As these marvelous moves should result as surprises for the adversary, our hope would be to find the one, without possible retaliation, enabled only by the optimal use of these disrupted technologies we are researching and analyzing. This is quite a long shot, and maybe only a vision, but it would undoubtedly present a strong argument for investing in these technologies.
Challenges and lessons learned
- Be careful that the focus of the activities you develop remains the technology or the new system (or the one concerning you) they enable by it and not some other elements like politics, strategic organization or else.
- For every element you would like to test, you can basically create a game.
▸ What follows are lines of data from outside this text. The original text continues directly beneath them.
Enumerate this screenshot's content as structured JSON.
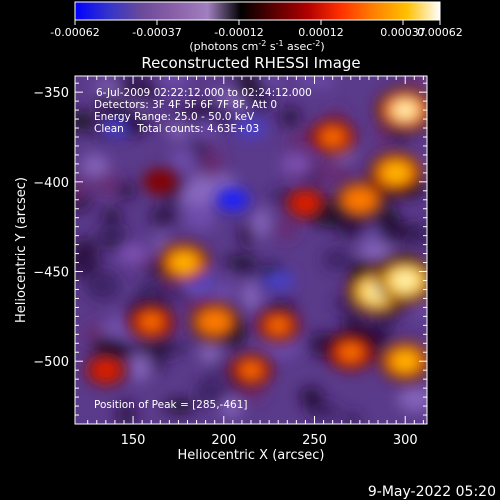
{
  "colorbar": {
    "ticks": [
      "-0.00062",
      "-0.00037",
      "-0.00012",
      "0.00012",
      "0.00037",
      "0.00062"
    ],
    "unit_label_prefix": "(photons cm",
    "unit_sup1": "-2",
    "unit_mid": " s",
    "unit_sup2": "-1",
    "unit_mid2": " asec",
    "unit_sup3": "-2",
    "unit_suffix": ")",
    "colors": [
      "#0000ff",
      "#3333cc",
      "#6a4a9a",
      "#8a60a8",
      "#a080c0",
      "#000000",
      "#5a0000",
      "#b00000",
      "#ff3000",
      "#ff8000",
      "#ffc000",
      "#ffffff"
    ]
  },
  "image": {
    "title": "Reconstructed RHESSI Image",
    "info_lines": [
      "6-Jul-2009 02:22:12.000 to 02:24:12.000",
      "Detectors: 3F 4F 5F 6F 7F 8F, Att 0",
      "Energy Range: 25.0 - 50.0 keV",
      "Clean    Total counts: 4.63E+03"
    ],
    "peak_label": "Position of Peak = [285,-461]"
  },
  "chart_data": {
    "type": "heatmap",
    "title": "Reconstructed RHESSI Image",
    "xlabel": "Heliocentric X (arcsec)",
    "ylabel": "Heliocentric Y (arcsec)",
    "xlim": [
      118,
      312
    ],
    "ylim": [
      -535,
      -341
    ],
    "x_ticks": [
      150,
      200,
      250,
      300
    ],
    "y_ticks": [
      -350,
      -400,
      -450,
      -500
    ],
    "x_tick_labels": [
      "150",
      "200",
      "250",
      "300"
    ],
    "y_tick_labels": [
      "−350",
      "−400",
      "−450",
      "−500"
    ],
    "colorbar_range": [
      -0.00062,
      0.00062
    ],
    "peak": [
      285,
      -461
    ],
    "hotspots": [
      {
        "x": 300,
        "y": -360,
        "value": 0.00055
      },
      {
        "x": 295,
        "y": -395,
        "value": 0.0005
      },
      {
        "x": 285,
        "y": -461,
        "value": 0.00062
      },
      {
        "x": 300,
        "y": -455,
        "value": 0.00058
      },
      {
        "x": 275,
        "y": -410,
        "value": 0.0004
      },
      {
        "x": 260,
        "y": -375,
        "value": 0.00035
      },
      {
        "x": 178,
        "y": -445,
        "value": 0.00045
      },
      {
        "x": 160,
        "y": -478,
        "value": 0.00035
      },
      {
        "x": 195,
        "y": -478,
        "value": 0.0004
      },
      {
        "x": 230,
        "y": -480,
        "value": 0.0003
      },
      {
        "x": 270,
        "y": -495,
        "value": 0.00038
      },
      {
        "x": 300,
        "y": -500,
        "value": 0.00045
      },
      {
        "x": 215,
        "y": -505,
        "value": 0.0003
      },
      {
        "x": 135,
        "y": -505,
        "value": 0.00025
      },
      {
        "x": 245,
        "y": -412,
        "value": 0.00025
      },
      {
        "x": 165,
        "y": -400,
        "value": 0.00015
      }
    ],
    "coldspots": [
      {
        "x": 205,
        "y": -410,
        "value": -0.00062
      },
      {
        "x": 140,
        "y": -370,
        "value": -0.00045
      },
      {
        "x": 215,
        "y": -370,
        "value": -0.0004
      },
      {
        "x": 185,
        "y": -455,
        "value": -0.0004
      },
      {
        "x": 230,
        "y": -455,
        "value": -0.00035
      },
      {
        "x": 240,
        "y": -390,
        "value": -0.0003
      },
      {
        "x": 150,
        "y": -440,
        "value": -0.0003
      }
    ]
  },
  "footer": {
    "timestamp": "9-May-2022 05:20"
  }
}
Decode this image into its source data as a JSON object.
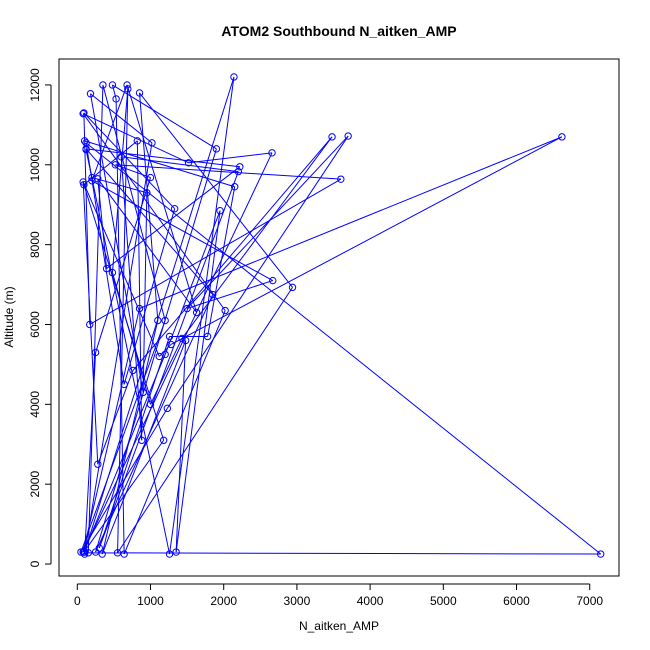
{
  "chart_data": {
    "type": "scatter",
    "title": "ATOM2 Southbound N_aitken_AMP",
    "xlabel": "N_aitken_AMP",
    "ylabel": "Altitude (m)",
    "xlim": [
      -250,
      7400
    ],
    "ylim": [
      -300,
      12650
    ],
    "x_ticks": [
      0,
      1000,
      2000,
      3000,
      4000,
      5000,
      6000,
      7000
    ],
    "y_ticks": [
      0,
      2000,
      4000,
      6000,
      8000,
      10000,
      12000
    ],
    "grid": false,
    "legend": "none",
    "series_color": "#0000ff",
    "marker": "open-circle",
    "connect_points": true,
    "series": [
      {
        "x": [
          100,
          2140,
          1260,
          120,
          200,
          950,
          900,
          180,
          1020,
          100,
          250,
          1000,
          520,
          3600,
          170,
          90,
          1330,
          640,
          120,
          7150,
          150,
          350,
          1200,
          50,
          1230,
          3700,
          1500,
          2670,
          200,
          680,
          1630,
          280,
          400,
          2220,
          120,
          1850,
          250,
          1900,
          480,
          530,
          640,
          2020,
          80,
          1520,
          2660,
          80,
          850,
          6620,
          1280,
          1120,
          80,
          280,
          760,
          3480,
          1430,
          1000,
          480,
          690,
          550,
          2940,
          850,
          1100,
          340,
          1480,
          1350,
          1950,
          1200,
          90,
          1180,
          90,
          820,
          880,
          600,
          2200,
          300,
          1260,
          1780,
          2150,
          100
        ],
        "y": [
          300,
          12200,
          250,
          10380,
          9680,
          9300,
          4300,
          11780,
          10550,
          250,
          5300,
          9680,
          10000,
          9640,
          6000,
          11300,
          8900,
          4500,
          10550,
          250,
          280,
          12000,
          6100,
          300,
          3900,
          10720,
          6400,
          7100,
          9600,
          12000,
          6300,
          9650,
          7400,
          9950,
          10400,
          6750,
          300,
          10400,
          12000,
          11650,
          250,
          6350,
          11280,
          10050,
          10300,
          300,
          6400,
          10700,
          5500,
          5200,
          9570,
          2500,
          4850,
          10700,
          5650,
          4000,
          7300,
          11900,
          280,
          6930,
          11800,
          6100,
          250,
          5600,
          300,
          8850,
          5250,
          300,
          3100,
          9500,
          10600,
          3100,
          10200,
          9830,
          400,
          5700,
          5700,
          9450,
          10600
        ]
      }
    ]
  }
}
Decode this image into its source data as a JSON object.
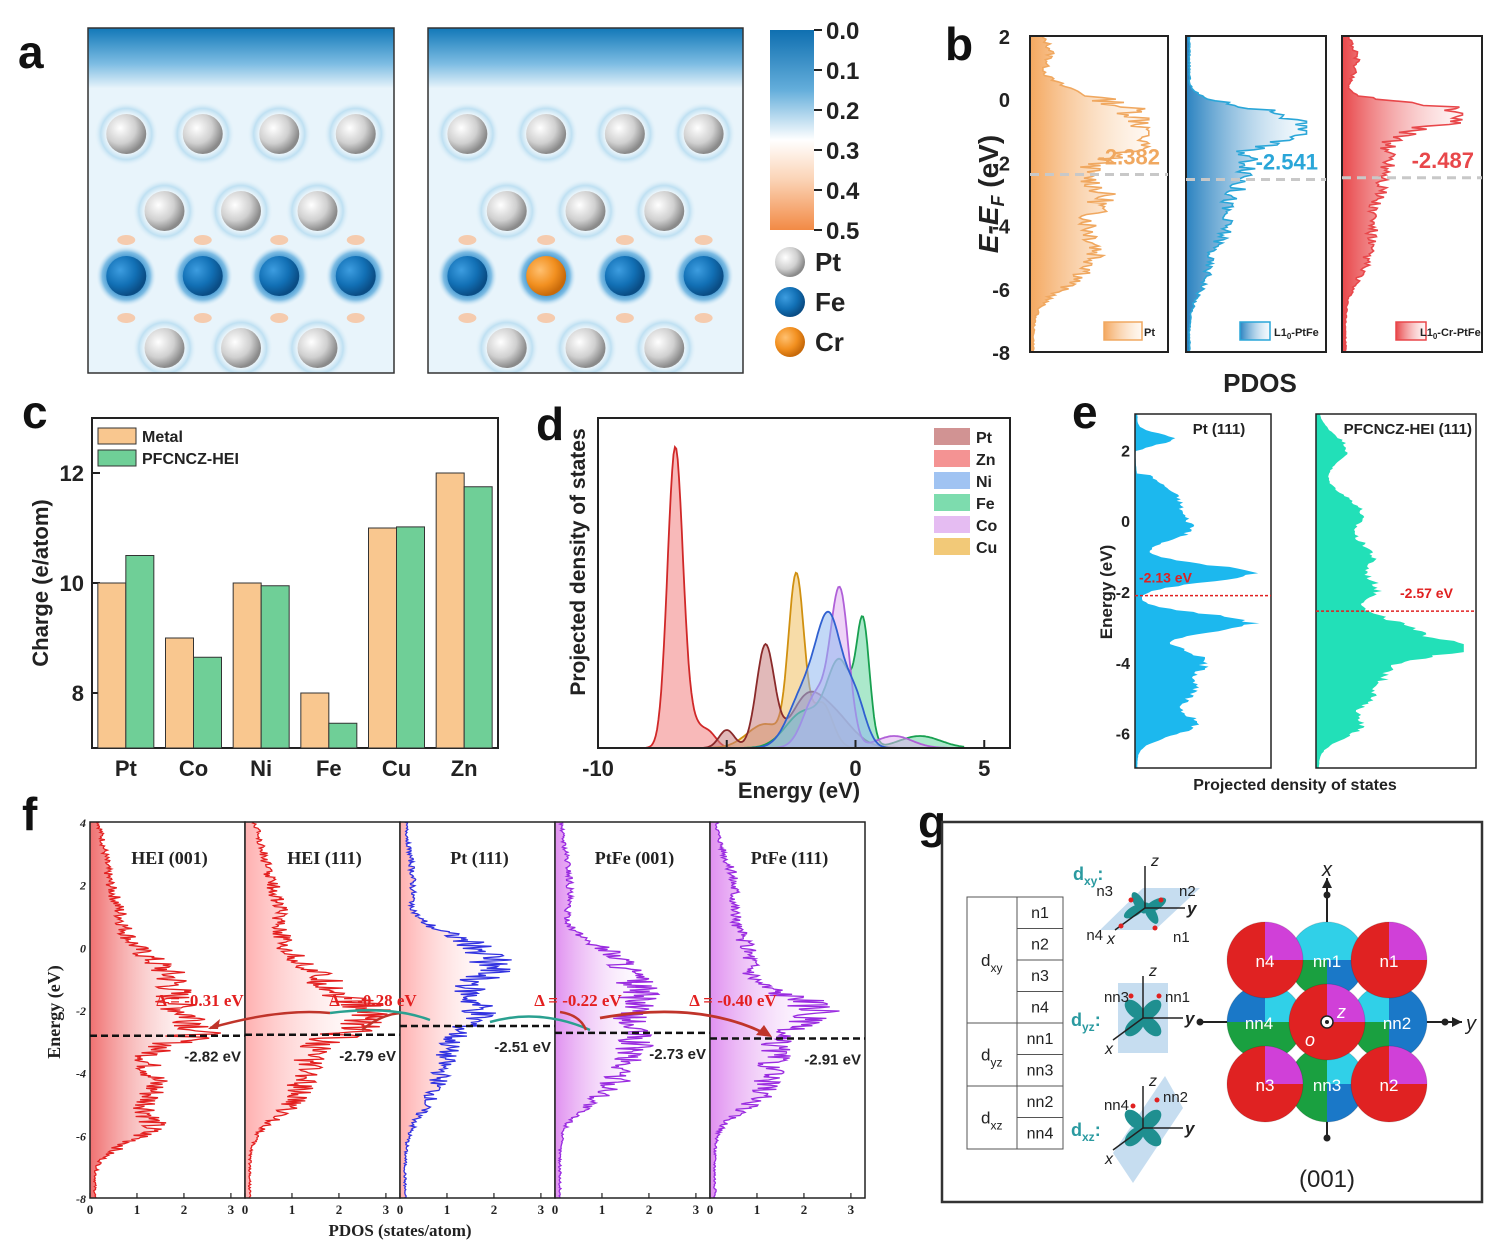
{
  "panel_labels": {
    "a": "a",
    "b": "b",
    "c": "c",
    "d": "d",
    "e": "e",
    "f": "f",
    "g": "g"
  },
  "colors": {
    "pt_orange": "#f0a860",
    "l10_blue": "#2aa6d8",
    "cr_red": "#e8474a",
    "metal": "#f9c78f",
    "hei_green": "#6fcf97",
    "pt_atom": "#d6d6d6",
    "fe_atom": "#1574b8",
    "cr_atom": "#f2901e",
    "fig_f_red": "#e32020",
    "fig_f_blue": "#3232e0",
    "fig_f_purple": "#9a2be0"
  },
  "panel_a": {
    "colorbar_ticks": [
      "0.0",
      "0.1",
      "0.2",
      "0.3",
      "0.4",
      "0.5"
    ],
    "legend": [
      {
        "label": "Pt",
        "color": "#d6d6d6"
      },
      {
        "label": "Fe",
        "color": "#1574b8"
      },
      {
        "label": "Cr",
        "color": "#f2901e"
      }
    ]
  },
  "chart_data": [
    {
      "id": "b",
      "type": "area",
      "ylabel": "E-EF (eV)",
      "xlabel": "PDOS",
      "ylim": [
        -8,
        2
      ],
      "yticks": [
        "2",
        "0",
        "-2",
        "-4",
        "-6",
        "-8"
      ],
      "series": [
        {
          "name": "Pt",
          "d_band_center": -2.382,
          "label": "-2.382",
          "color": "#f0a860"
        },
        {
          "name": "L10-PtFe",
          "d_band_center": -2.541,
          "label": "-2.541",
          "color": "#2aa6d8"
        },
        {
          "name": "L10-Cr-PtFe",
          "d_band_center": -2.487,
          "label": "-2.487",
          "color": "#e8474a"
        }
      ]
    },
    {
      "id": "c",
      "type": "bar",
      "ylabel": "Charge (e/atom)",
      "categories": [
        "Pt",
        "Co",
        "Ni",
        "Fe",
        "Cu",
        "Zn"
      ],
      "ylim": [
        7,
        13
      ],
      "yticks": [
        "8",
        "10",
        "12"
      ],
      "series": [
        {
          "name": "Metal",
          "values": [
            10,
            9,
            10,
            8,
            11,
            12
          ]
        },
        {
          "name": "PFCNCZ-HEI",
          "values": [
            10.5,
            8.65,
            9.95,
            7.45,
            11.02,
            11.75
          ]
        }
      ]
    },
    {
      "id": "d",
      "type": "area",
      "xlabel": "Energy (eV)",
      "ylabel": "Projected density of states",
      "xlim": [
        -10,
        6
      ],
      "xticks": [
        "-10",
        "-5",
        "0",
        "5"
      ],
      "series": [
        {
          "name": "Pt",
          "peak": -3.5,
          "color": "#c98080"
        },
        {
          "name": "Zn",
          "peak": -7.0,
          "color": "#f28080"
        },
        {
          "name": "Ni",
          "peak": -1.0,
          "color": "#8fb8f0"
        },
        {
          "name": "Fe",
          "peak": 0.3,
          "color": "#66d6a0"
        },
        {
          "name": "Co",
          "peak": -0.6,
          "color": "#e0b0f0"
        },
        {
          "name": "Cu",
          "peak": -2.3,
          "color": "#f0c060"
        }
      ]
    },
    {
      "id": "e",
      "type": "area",
      "xlabel": "Projected density of states",
      "ylabel": "Energy (eV)",
      "ylim": [
        -7,
        3
      ],
      "yticks": [
        "2",
        "0",
        "-2",
        "-4",
        "-6"
      ],
      "series": [
        {
          "name": "Pt (111)",
          "d_band_center": -2.13,
          "label": "-2.13 eV",
          "color": "#1cb8ee"
        },
        {
          "name": "PFCNCZ-HEI (111)",
          "d_band_center": -2.57,
          "label": "-2.57 eV",
          "color": "#22e0b8"
        }
      ]
    },
    {
      "id": "f",
      "type": "line",
      "xlabel": "PDOS (states/atom)",
      "ylabel": "Energy (eV)",
      "ylim": [
        -8,
        4
      ],
      "yticks": [
        "4",
        "2",
        "0",
        "-2",
        "-4",
        "-6",
        "-8"
      ],
      "xticks": [
        "0",
        "1",
        "2",
        "3"
      ],
      "series": [
        {
          "name": "HEI (001)",
          "d_band_center": -2.82,
          "label": "-2.82 eV",
          "color": "#e32020"
        },
        {
          "name": "HEI (111)",
          "d_band_center": -2.79,
          "label": "-2.79 eV",
          "color": "#e32020"
        },
        {
          "name": "Pt (111)",
          "d_band_center": -2.51,
          "label": "-2.51 eV",
          "color": "#3232e0"
        },
        {
          "name": "PtFe (001)",
          "d_band_center": -2.73,
          "label": "-2.73 eV",
          "color": "#9a2be0"
        },
        {
          "name": "PtFe (111)",
          "d_band_center": -2.91,
          "label": "-2.91 eV",
          "color": "#9a2be0"
        }
      ],
      "annotations": [
        "Δ = -0.31 eV",
        "Δ = -0.28 eV",
        "Δ = -0.22 eV",
        "Δ = -0.40 eV"
      ]
    }
  ],
  "panel_g": {
    "table": [
      {
        "group": "d",
        "sub": "xy",
        "rows": [
          "n1",
          "n2",
          "n3",
          "n4"
        ]
      },
      {
        "group": "d",
        "sub": "yz",
        "rows": [
          "nn1",
          "nn3"
        ]
      },
      {
        "group": "d",
        "sub": "xz",
        "rows": [
          "nn2",
          "nn4"
        ]
      }
    ],
    "orbitals": [
      {
        "d": "d",
        "sub": "xy",
        "labels": [
          "n3",
          "n2",
          "n4",
          "n1"
        ]
      },
      {
        "d": "d",
        "sub": "yz",
        "labels": [
          "nn3",
          "nn1"
        ]
      },
      {
        "d": "d",
        "sub": "xz",
        "labels": [
          "nn4",
          "nn2"
        ]
      }
    ],
    "axes": {
      "x": "x",
      "y": "y",
      "z": "z",
      "o": "o"
    },
    "lattice_labels": [
      "n4",
      "nn1",
      "n1",
      "nn4",
      "nn2",
      "n3",
      "nn3",
      "n2"
    ],
    "caption": "(001)"
  }
}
Be sure if you use one that it has been created with the exact same goals in mind. If not, have these differences in mind.
- Wargaming, applied artificial intelligence, multi-agent simulations: these are domains that require specific competences. Be sure you get the right team on board.
- It is nice to be able to show marvelous moves as we named it, but if you cannot explain the logics and the reasoning behind them, you will have a hard time to convince your audience. Beware of AI and put your faith in “explainable AI”.
There is no limit to how much fun you can have in workshops, to get stakeholders out of their comfort zone. Whether using a card game or other tricks, always be sure to introduce them and their purpose.
Be aware that, depending on the audience and perhaps also the mindset, a product may not work, while at the same time, with other participants, it will offer very relevant results. Be resilient and patient: these types of tools and cognitive processes feed your toolkit and can be deployed later, at the right time and place.